Having led the independence movement, the Indian National Congress Party emerged as India’s dominant political force into the 1970s. In the 2009 general elections it once achieved the most seats in the House of the People, the lower house of the Parliament, and subsequently formed a coalition government. This kind of coalition, which represents various interests within the federal system, helps to increase the accountability of the central government. However, in the most recent general election held in 2014, the National Democratic Alliance – led by the Bharatiya Janata Party and its leader (and current Prime Minister) Narendra Modi – swept to victory winning the right to form a majority government for the first time in India in 30 years.
Several of India’s 94 constitutional amendments have been described as an attempt by the central government to shift the balance of power away from the states. In 1992, however, the 73rd amendment was passed, empowering and strengthening the role of the rural and village councils known as panchayats, providing them with new powers and funding and requiring that women must hold at least one-third of the seats on these bodies.
In general, the emergence of regional parties and the prevalence of coalition politics at the national level since the 1990s have shifted power away from the central government to the states. It remains to be seen whether this trend will continue under the current majority government.

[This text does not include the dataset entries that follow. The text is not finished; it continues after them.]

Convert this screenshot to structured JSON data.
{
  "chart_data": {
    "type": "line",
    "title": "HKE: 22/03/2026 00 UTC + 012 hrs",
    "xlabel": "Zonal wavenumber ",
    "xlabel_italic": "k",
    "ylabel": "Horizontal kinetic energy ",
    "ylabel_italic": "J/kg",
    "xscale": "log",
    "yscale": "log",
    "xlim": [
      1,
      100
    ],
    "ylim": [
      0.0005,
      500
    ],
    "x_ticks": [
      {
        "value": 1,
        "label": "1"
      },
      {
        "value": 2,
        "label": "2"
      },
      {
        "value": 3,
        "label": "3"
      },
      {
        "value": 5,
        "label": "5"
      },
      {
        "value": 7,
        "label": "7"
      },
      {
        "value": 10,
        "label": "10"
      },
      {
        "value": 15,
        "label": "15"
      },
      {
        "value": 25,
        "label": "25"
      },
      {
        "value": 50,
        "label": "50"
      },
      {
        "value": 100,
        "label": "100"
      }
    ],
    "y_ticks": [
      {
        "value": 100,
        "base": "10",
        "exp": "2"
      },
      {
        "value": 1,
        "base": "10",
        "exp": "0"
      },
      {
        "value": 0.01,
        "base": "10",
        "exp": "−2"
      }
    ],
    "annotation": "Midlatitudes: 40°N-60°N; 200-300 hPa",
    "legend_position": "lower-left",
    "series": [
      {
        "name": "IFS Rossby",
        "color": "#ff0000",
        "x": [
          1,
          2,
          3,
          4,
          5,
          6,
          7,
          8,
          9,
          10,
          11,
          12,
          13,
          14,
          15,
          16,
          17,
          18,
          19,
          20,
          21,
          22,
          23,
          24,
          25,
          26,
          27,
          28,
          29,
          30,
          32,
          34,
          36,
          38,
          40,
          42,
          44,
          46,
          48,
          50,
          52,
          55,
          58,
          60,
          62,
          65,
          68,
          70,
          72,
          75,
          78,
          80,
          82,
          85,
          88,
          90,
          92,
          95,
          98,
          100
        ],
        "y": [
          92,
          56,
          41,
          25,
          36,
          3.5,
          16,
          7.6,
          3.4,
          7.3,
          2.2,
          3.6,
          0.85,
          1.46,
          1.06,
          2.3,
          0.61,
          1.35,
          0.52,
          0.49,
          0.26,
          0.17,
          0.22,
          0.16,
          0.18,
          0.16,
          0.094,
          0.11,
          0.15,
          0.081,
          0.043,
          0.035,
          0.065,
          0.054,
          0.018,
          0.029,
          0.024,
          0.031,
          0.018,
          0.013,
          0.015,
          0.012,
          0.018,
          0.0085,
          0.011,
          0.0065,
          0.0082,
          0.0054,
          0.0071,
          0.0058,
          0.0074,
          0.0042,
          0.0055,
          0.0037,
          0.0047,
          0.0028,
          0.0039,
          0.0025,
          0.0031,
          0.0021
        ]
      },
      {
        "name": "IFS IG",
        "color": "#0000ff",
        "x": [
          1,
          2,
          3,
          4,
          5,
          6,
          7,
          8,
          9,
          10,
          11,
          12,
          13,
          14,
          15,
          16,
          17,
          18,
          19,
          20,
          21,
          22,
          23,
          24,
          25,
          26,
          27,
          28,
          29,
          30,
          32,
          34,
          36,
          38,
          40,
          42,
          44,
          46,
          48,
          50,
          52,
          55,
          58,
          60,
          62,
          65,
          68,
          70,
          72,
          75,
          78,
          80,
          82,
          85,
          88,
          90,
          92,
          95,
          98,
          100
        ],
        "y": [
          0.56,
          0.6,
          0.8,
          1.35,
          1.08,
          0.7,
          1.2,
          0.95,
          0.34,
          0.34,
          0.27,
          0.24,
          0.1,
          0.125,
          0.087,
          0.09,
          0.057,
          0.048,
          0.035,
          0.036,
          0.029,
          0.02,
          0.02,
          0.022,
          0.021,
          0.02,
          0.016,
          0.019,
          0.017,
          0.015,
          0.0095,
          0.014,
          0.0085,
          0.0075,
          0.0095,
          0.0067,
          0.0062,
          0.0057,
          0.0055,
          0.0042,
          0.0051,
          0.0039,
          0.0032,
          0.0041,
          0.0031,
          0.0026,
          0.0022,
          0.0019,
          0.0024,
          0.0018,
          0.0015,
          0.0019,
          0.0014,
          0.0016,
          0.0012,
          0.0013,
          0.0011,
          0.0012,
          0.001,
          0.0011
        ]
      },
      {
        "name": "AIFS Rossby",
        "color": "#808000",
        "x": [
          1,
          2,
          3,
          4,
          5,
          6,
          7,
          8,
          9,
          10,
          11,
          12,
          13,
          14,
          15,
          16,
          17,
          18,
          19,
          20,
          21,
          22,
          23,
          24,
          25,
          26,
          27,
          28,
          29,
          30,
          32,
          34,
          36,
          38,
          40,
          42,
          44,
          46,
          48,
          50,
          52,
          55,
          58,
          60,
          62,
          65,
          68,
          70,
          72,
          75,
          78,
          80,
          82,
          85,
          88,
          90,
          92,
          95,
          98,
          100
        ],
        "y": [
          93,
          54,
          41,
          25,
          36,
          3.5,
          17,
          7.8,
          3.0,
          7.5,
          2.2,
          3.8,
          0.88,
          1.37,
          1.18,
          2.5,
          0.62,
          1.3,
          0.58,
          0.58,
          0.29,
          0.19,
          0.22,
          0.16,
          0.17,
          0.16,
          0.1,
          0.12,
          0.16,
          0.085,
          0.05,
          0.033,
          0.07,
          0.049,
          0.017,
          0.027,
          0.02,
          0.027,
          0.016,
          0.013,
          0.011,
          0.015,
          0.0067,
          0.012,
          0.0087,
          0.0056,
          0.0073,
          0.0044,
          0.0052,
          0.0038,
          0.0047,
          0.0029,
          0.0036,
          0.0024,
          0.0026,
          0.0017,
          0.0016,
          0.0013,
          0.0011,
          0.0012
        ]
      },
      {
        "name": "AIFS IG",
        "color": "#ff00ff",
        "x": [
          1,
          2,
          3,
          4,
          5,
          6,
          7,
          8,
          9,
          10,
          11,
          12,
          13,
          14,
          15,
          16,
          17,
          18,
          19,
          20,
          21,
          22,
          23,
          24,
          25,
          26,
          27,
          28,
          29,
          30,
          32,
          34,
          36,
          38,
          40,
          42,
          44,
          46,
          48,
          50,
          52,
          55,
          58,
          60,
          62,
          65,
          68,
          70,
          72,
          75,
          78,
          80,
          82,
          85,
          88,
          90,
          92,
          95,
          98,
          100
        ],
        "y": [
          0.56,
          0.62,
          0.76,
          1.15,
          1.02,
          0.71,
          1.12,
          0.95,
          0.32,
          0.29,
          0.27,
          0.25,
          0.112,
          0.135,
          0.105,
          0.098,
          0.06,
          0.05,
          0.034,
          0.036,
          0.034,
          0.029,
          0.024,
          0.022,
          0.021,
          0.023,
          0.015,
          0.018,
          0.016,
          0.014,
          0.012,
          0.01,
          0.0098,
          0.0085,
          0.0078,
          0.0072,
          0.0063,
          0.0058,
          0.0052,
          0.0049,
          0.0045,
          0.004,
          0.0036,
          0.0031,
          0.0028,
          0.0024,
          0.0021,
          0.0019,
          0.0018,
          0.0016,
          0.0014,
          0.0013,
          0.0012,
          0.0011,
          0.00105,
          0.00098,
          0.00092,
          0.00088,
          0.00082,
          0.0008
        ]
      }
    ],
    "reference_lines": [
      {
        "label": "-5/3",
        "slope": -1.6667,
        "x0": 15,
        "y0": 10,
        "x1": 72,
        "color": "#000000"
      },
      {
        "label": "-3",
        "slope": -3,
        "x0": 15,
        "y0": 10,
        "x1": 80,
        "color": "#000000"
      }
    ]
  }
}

India’s federation consists of 28 states and 7 union territories (including the National Capital Territory). Governors are appointed by the central government to oversee states. All states and two union territories have elected legislatures and governments. The remaining five union territories are directly ruled by the center through appointed administrators. Since 1956 the states have been divided along linguistic criteria. Every state and union territory is divided into smaller administrative districts – and these in turn are divided in tehsils and ultimately into villages.
India is a federal parliamentary democracy. The parliament is bicameral, with the House of the States acting as the upper house, and the House of the People as the lower house. Jurisdictional disputes between the central government and the states are handled by the Inter-State Council. This body, as stated by the Constitution of India, has a duty to inquire into and advise upon disputes between states, and investigate and discuss subjects in which some or all of the states, or the union, have a common interest.